With the kelp, were mixed a tangled rockweed, eel-grass, and Irish moss; all of which the boys pitched on the cart together; Perce starting up the oxen now and then and stopping them again where the litter was thickest.
“How’s this for a devil’s apron?” cried Poke, struggling with an immense leaf of kelp, to which he merely gave the picturesque, popular name; for the twins were well-brought-up boys, who would not for anything have uttered a profane word.
It flopped salt water in his face as he was getting it on the cart; and then, as the oxen started forward, trailed its smooth, wet, snaky stem along the ground.
[Illustration: PERCE FINDS THE WATCH. (SEE NEXT PAGE.)]
“It’s ugly stuff to pitch,” said Moke, twisting the root in the tines of his fork to assist his brother.
“It’s strange that it always lands against the wind!” said Poke.
“I don’t see that it’s strange at all,” replied Perce. “The only things that the wind from the sea blows ashore are things afloat on the surface, like driftwood. It blows the surface water too, but that is all the time running back; and it carries with it things below the surface.”
“Of course! I know all about that!” said Poke.
“The under-tow,” suggested Moke.
“Well! it’s the under-tow that lands the kelp,” returned Perce. “It works both ways. When the wind blows off shore it blows the surface water back; and that brings up the under-current with the seaweed. That’s the way it is on our beaches.”
Moke and Poke knew the facts well enough; but Perce, who prided himself on being a rather intelligent boy, liked to explain things. He went on:
“There’s another thing you’ve noticed: how much warmer the water is sometimes when there’s a sea-breeze, than when it blows off the land; just the contrary of what you would expect.”
“I guess every fellow who goes in swimming much——” Moke began.
“Has noticed that,” Poke ended.
“It’s because the sea-breeze is cooler than the land-breeze,” said Moke.
“And that makes the water seem warm to you,” said Poke.
“There’s something besides that,” Perce replied. “It’s the surface water that is warmest; and the sea-breeze keeps that rolling on the beach. I’m speaking of sunny days; in cloudy weather there isn’t much difference. The sun warms the sand, and the sand warms the water. But a land-breeze blows it off, and brings up the cold under-current. Think of that the next time you go in swimming, and see if it isn’t so.”

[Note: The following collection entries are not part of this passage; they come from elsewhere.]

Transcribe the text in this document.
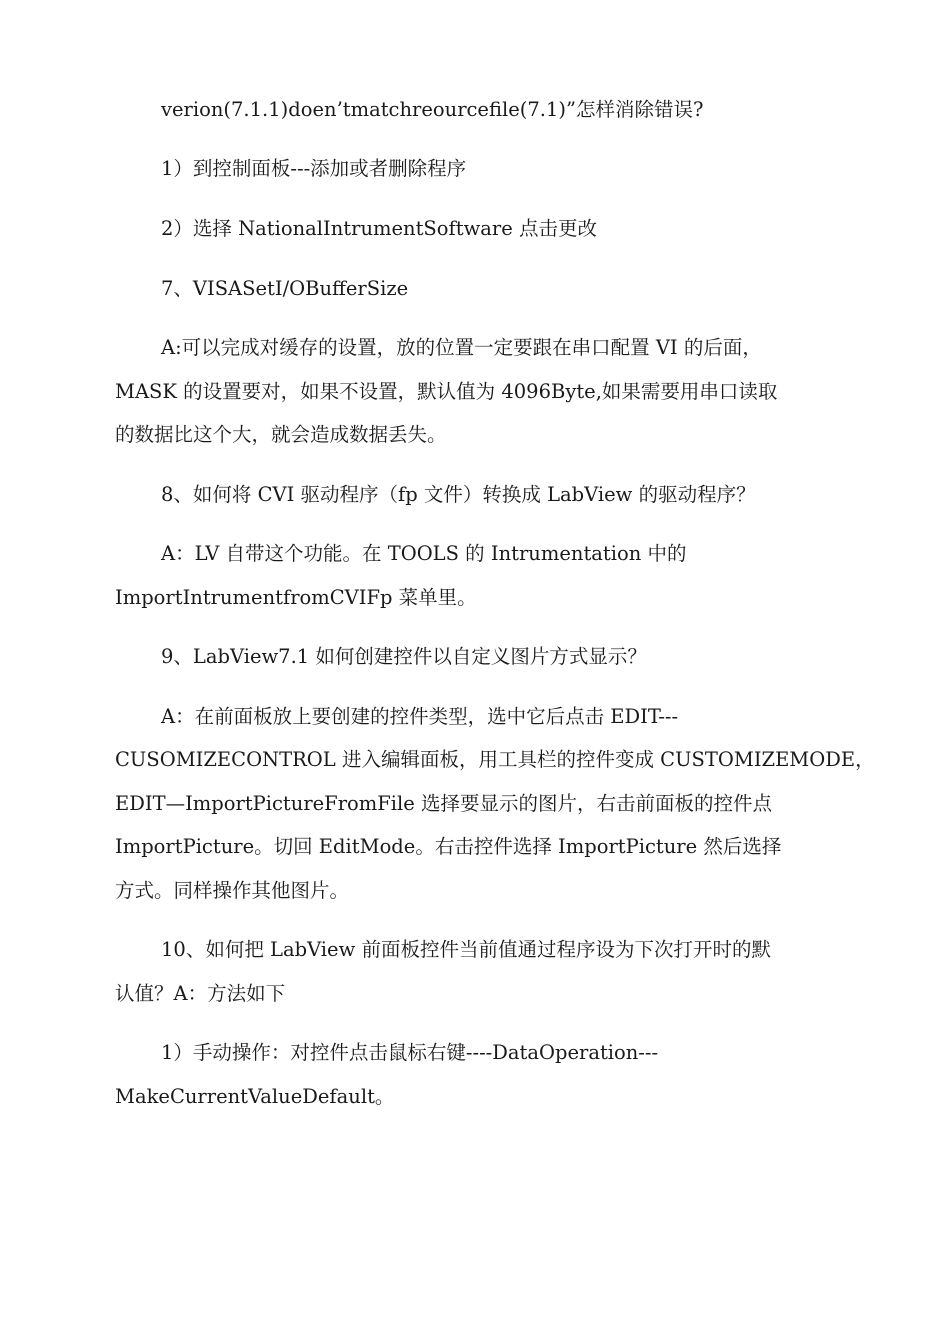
verion(7.1.1)doen’tmatchreourcefile(7.1)”怎样消除错误?
1）到控制面板---添加或者删除程序
2）选择 NationalIntrumentSoftware 点击更改
7、VISASetI/OBufferSize
A:可以完成对缓存的设置，放的位置一定要跟在串口配置 VI 的后面，
MASK 的设置要对，如果不设置，默认值为 4096Byte,如果需要用串口读取
的数据比这个大，就会造成数据丢失。
8、如何将 CVI 驱动程序（fp 文件）转换成 LabView 的驱动程序？
A：LV 自带这个功能。在 TOOLS 的 Intrumentation 中的
ImportIntrumentfromCVIFp 菜单里。
9、LabView7.1 如何创建控件以自定义图片方式显示？
A：在前面板放上要创建的控件类型，选中它后点击 EDIT---
CUSOMIZECONTROL 进入编辑面板，用工具栏的控件变成 CUSTOMIZEMODE，
EDIT—ImportPictureFromFile 选择要显示的图片，右击前面板的控件点
ImportPicture。切回 EditMode。右击控件选择 ImportPicture 然后选择
方式。同样操作其他图片。
10、如何把 LabView 前面板控件当前值通过程序设为下次打开时的默
认值？A：方法如下
1）手动操作：对控件点击鼠标右键----DataOperation---
MakeCurrentValueDefault。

The twins thought it strange he should know so much, as he had no Uncle Moses; he didn’t tell them he had got his lore from his father, who was one of the most intelligent farmers on the coast.

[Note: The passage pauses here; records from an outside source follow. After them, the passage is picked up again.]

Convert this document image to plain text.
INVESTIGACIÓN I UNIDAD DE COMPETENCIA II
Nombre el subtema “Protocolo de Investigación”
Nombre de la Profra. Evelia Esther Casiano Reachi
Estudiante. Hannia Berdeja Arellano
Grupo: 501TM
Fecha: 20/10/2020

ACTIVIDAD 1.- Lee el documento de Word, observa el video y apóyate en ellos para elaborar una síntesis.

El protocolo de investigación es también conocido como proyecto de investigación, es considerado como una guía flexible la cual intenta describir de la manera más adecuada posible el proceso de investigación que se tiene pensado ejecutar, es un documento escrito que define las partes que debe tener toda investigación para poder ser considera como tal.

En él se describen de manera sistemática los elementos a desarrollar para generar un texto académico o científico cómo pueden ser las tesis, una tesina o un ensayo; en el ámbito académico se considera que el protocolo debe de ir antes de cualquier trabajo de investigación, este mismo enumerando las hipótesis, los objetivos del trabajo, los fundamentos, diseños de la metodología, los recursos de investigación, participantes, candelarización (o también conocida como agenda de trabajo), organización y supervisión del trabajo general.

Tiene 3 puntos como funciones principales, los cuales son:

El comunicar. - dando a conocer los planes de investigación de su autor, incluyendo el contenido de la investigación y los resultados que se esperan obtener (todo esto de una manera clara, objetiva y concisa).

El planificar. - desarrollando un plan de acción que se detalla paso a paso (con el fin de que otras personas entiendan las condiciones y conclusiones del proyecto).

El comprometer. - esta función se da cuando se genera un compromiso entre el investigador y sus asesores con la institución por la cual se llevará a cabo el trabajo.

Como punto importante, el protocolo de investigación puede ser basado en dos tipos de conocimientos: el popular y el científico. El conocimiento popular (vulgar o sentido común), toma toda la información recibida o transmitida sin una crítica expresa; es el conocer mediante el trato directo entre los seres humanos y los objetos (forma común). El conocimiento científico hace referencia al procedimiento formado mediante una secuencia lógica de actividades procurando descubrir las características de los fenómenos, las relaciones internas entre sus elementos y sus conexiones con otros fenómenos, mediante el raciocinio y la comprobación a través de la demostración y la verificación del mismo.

“I shouldn’t like to go in swimming here now!” said Poke, turning to look at the waves, still dark with rolling seaweed and sand.
“It’s wonderful,” said Perce, “how pure the ocean keeps, with all the dirt and things forever washing into it,—though it isn’t always so pure as it looks. Don’t you know that fishermen have to take up their gill-nets and dry ’em about every four days?”
“That’s to keep ’em from rotting,” said the twins.
“But what makes them rot?” returned Perce. “It isn’t the water; it’s what’s _in_ the water.”
“The slime,” said Moke.
“They come up all covered with slime,” said Poke.
“That slime,” Perce replied, “is all a kind of life. Drying kills it. But if the nets are left long in the water, it grows, and takes the life out of ’em; that’s what you call rotting. In a few days you can see fine green grass growing all over the twine. Then, how quick the bottom of a boat, or a rope left in the water, or a sunken anchor, gets coated with barnacles! The clearest sea water is swarming alive with things you can’t see!”